George Washington's Spymaster
Page 2 of the Culper Spy Ring Code Book courtesy of the Mount Vernon Project

George Washington's Spymaster

Most Americans know about the traitor Benedict Arnold and even his contact Major John Andre, the head of the British Army’s intelligence service in North America. Few of those reading this post probably have ever heard of Major Benjamin Tallmadge, General George Washington’s spymaster much less the Culper Spy Ring which uncovered the plot to turn West Point over to the British.

Washington is known for being a leader, soldier and a politician, but he also understood the value of intelligence. He was adept at knowing how to acquire the information and use the intelligence effectively to either deceive the British or change his battlefield plans.

The reality Washington and the Continental Army faced was that the British Army was more experienced, better funded, equipped and trained. Washington’s job was as much avoiding a disastrous defeat as it was winning battles. As long as the Continental Army was in the field, the British had to “honor the threat.”

General Sir Henry Clinton, the British commander in North America had his headquarters in New York City and although he had a large force in New York, Charleston and Savannah, his options were limited.
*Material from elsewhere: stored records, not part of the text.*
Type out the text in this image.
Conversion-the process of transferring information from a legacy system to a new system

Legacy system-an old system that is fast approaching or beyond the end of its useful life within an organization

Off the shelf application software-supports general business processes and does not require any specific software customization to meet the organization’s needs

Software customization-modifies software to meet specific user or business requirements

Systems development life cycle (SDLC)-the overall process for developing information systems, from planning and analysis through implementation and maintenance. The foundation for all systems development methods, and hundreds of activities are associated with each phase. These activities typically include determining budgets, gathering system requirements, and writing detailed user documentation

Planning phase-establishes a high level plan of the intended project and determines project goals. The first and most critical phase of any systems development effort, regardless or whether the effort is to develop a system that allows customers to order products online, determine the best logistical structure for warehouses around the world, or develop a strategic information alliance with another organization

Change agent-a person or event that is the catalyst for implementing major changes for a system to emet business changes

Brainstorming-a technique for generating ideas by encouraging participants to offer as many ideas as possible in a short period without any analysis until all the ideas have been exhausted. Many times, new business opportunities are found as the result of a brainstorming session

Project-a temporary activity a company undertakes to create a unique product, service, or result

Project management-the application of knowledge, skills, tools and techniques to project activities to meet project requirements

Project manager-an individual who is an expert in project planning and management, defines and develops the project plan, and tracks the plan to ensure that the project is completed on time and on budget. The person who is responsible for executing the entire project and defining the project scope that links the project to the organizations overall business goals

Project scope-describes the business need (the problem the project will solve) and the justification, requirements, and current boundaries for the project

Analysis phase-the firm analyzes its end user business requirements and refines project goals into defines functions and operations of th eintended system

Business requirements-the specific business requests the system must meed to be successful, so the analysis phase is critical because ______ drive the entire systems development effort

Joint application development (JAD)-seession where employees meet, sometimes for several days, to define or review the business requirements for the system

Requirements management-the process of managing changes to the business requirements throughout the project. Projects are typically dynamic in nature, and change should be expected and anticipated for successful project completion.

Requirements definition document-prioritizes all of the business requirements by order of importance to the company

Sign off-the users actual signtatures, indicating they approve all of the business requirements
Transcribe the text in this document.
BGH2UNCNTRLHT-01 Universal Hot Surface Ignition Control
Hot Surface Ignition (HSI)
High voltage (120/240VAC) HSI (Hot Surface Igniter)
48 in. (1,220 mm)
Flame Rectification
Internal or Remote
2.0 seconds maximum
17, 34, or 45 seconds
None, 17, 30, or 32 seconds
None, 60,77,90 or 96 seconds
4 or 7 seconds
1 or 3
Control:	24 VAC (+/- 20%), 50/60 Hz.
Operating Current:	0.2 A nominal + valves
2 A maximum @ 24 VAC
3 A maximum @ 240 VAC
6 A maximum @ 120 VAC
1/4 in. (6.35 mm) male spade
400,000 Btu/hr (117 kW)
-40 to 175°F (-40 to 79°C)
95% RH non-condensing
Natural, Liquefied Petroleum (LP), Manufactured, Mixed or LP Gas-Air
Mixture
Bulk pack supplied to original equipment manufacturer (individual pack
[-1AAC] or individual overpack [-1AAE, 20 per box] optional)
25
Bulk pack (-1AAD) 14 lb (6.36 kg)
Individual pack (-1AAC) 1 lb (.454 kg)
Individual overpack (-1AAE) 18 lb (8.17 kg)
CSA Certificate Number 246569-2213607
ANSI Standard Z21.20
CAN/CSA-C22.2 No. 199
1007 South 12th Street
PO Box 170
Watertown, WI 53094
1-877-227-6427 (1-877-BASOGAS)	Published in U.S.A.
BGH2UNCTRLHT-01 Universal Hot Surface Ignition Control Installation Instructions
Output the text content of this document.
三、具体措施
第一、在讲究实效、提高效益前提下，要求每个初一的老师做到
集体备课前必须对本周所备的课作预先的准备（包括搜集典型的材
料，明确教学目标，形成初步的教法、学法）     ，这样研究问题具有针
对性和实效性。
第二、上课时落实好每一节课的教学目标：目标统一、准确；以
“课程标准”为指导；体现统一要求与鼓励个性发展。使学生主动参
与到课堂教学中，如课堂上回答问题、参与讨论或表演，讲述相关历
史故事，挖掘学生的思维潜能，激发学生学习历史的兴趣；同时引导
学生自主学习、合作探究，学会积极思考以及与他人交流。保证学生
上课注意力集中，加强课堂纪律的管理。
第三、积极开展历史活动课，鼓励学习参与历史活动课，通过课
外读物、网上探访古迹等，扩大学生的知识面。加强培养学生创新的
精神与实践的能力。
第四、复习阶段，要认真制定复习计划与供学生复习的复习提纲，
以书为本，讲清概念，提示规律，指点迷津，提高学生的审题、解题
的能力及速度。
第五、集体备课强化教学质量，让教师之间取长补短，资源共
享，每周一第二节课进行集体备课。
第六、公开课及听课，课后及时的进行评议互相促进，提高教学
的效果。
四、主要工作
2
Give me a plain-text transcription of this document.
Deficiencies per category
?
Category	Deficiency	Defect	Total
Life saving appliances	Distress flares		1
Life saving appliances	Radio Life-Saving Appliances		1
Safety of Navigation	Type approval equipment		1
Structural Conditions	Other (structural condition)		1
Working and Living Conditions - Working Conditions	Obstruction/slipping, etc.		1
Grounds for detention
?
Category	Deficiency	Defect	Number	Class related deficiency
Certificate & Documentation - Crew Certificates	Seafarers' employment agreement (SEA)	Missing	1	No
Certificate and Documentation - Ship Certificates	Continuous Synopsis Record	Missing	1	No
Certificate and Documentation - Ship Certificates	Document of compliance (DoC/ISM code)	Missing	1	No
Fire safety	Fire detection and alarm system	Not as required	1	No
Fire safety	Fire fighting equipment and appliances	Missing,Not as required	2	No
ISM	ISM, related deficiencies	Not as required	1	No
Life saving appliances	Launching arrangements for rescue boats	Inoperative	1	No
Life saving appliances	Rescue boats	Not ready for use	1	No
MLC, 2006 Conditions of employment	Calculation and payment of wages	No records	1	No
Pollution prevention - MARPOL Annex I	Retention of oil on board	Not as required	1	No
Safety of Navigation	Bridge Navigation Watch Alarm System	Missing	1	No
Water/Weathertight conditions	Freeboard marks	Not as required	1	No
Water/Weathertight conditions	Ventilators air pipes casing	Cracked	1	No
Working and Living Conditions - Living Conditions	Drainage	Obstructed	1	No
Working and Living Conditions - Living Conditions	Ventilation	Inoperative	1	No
They were made more so by an intelligence organization that would make the OSS and the CIA proud.

In 1778, New Yorker Benjamin Tallmadge, an officer in the Second Continental Dragoons, was tasked by Washington to set up an intelligence gathering operation. He arranged for Abraham Woodhull to be released from a British prison where he was doing time for “illegal trading.” Later, Robert Townsend would join the New York based operation.

The ring was named after a Culpeper County in Virginia. Woodhull was known as Samuel Culper, Sr. and Townsend was known as Samuel Culper, Jr. while Tallmadge was referred to as John Bolton. Agents and individuals were never referred to by name, but by a number. Washington was Agent 711.

The Culper Ring used all sorts of modern techniques such as dead drops, code names for individuals, codes and ciphers. One member, Anna Strong, would signal that she had information to pass on by the way she hung the laundry to dry in her yard. 

Its cipher book had a vocabulary that assigned three-digit numbers to each word. The code enabled them to send messages that were undecipherable to anyone without the code book. Tallmadge could change the cipher without reprinting the books by simply telling the holders of the book what order the numbers for each word had to be in, e.g. “majesty” in the main version was 793. Changing the order to 397 again makes the code hard to decipher!

The Culper Ring helped Washington warn the French that the British were going to try to attack their Army right after it landed. The French were ready and the British attack failed. Washington often used the Culper Ring to plant disinformation about his army’s movements, strengths and intentions.

Tallmadge’s, and others’ efforts to gather intelligence about the British Army and Royal Navy was a closely guarded secret and not revealed until 1790. To this day, the identities of some of its members are unknown and probably lost to history.

The effectiveness of the Tallmadge’s ring was best summed up by a British intelligence officer after the war, when he said, “Washington didn’t out fight the British Army, he out-spied us.”